Helge Frebel 1 , Veronika Nindl 2 , Reto A. Schuepbach 3 , Thomas Braunschweiler 1 , Kirsten Richter 1 , Johannes Vogel 4 , Carsten A. Wagner 5 , Dominique Loffing-Cueni 6 , Michael Kurrer 7 , 8 , Burkhard Ludewig 2 , Annette Oxenius , 1
17 December 2012
The PD-1–PD-L1 pathway inhibits perforin-mediated killing of PD-L1 + vascular endothelial cells by CD8 + T cells, thereby limiting vascular damage during systemic LCMV infection.

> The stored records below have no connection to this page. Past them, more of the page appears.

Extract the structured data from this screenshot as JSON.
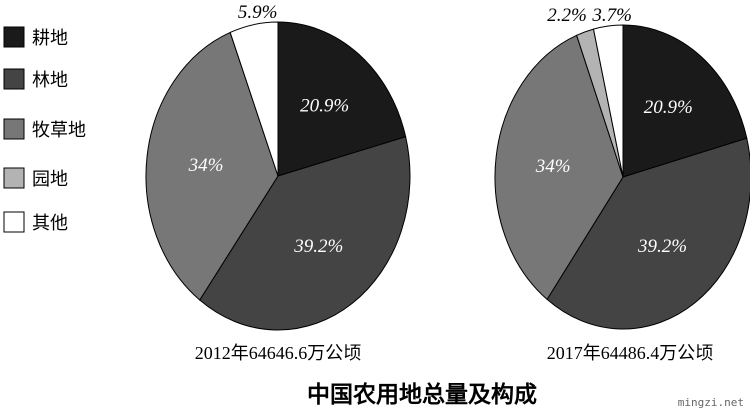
{
  "chart_data": [
    {
      "type": "pie",
      "caption": "2012年64646.6万公顷",
      "categories": [
        "耕地",
        "林地",
        "牧草地",
        "园地",
        "其他"
      ],
      "values": [
        20.9,
        39.2,
        34,
        0,
        5.9
      ],
      "labels": [
        "20.9%",
        "39.2%",
        "34%",
        "",
        "5.9%"
      ]
    },
    {
      "type": "pie",
      "caption": "2017年64486.4万公顷",
      "categories": [
        "耕地",
        "林地",
        "牧草地",
        "园地",
        "其他"
      ],
      "values": [
        20.9,
        39.2,
        34,
        2.2,
        3.7
      ],
      "labels": [
        "20.9%",
        "39.2%",
        "34%",
        "2.2%",
        "3.7%"
      ]
    }
  ],
  "legend": [
    {
      "label": "耕地",
      "color": "#1a1a1a"
    },
    {
      "label": "林地",
      "color": "#444444"
    },
    {
      "label": "牧草地",
      "color": "#777777"
    },
    {
      "label": "园地",
      "color": "#b3b3b3"
    },
    {
      "label": "其他",
      "color": "#ffffff"
    }
  ],
  "title": "中国农用地总量及构成",
  "watermark": "mingzi.net"
}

The inhibitory programmed death 1 (PD-1)–programmed death ligand 1 (PD-L1) pathway contributes to the functional down-regulation of T cell responses during persistent systemic and local virus infections. The blockade of PD-1–PD-L1–mediated inhibition is considered as a therapeutic approach to reinvigorate antiviral T cell responses. Yet previous studies reported that PD-L1–deficient mice develop fatal pathology during early systemic lymphocytic choriomeningitis virus (LCMV) infection, suggesting a host protective role of T cell down-regulation. As the exact mechanisms of pathology development remained unclear, we set out to delineate in detail the underlying pathogenesis. Mice deficient in PD-1–PD-L1 signaling or lacking PD-1 signaling in CD8 T cells succumbed to fatal CD8 T cell–mediated immunopathology early after systemic LCMV infection. In the absence of regulation via PD-1, CD8 T cells killed infected vascular endothelial cells via perforin-mediated cytolysis, thereby severely compromising vascular integrity. This resulted in systemic vascular leakage and a consequential collapse of the circulatory system. Our results indicate that the PD-1–PD-L1 pathway protects the vascular system from severe CD8 T cell–mediated damage during early systemic LCMV infection, highlighting a pivotal physiological role of T cell down-regulation and suggesting the potential development of immunopathological side effects when interfering with the PD-1–PD-L1 pathway during systemic virus infections.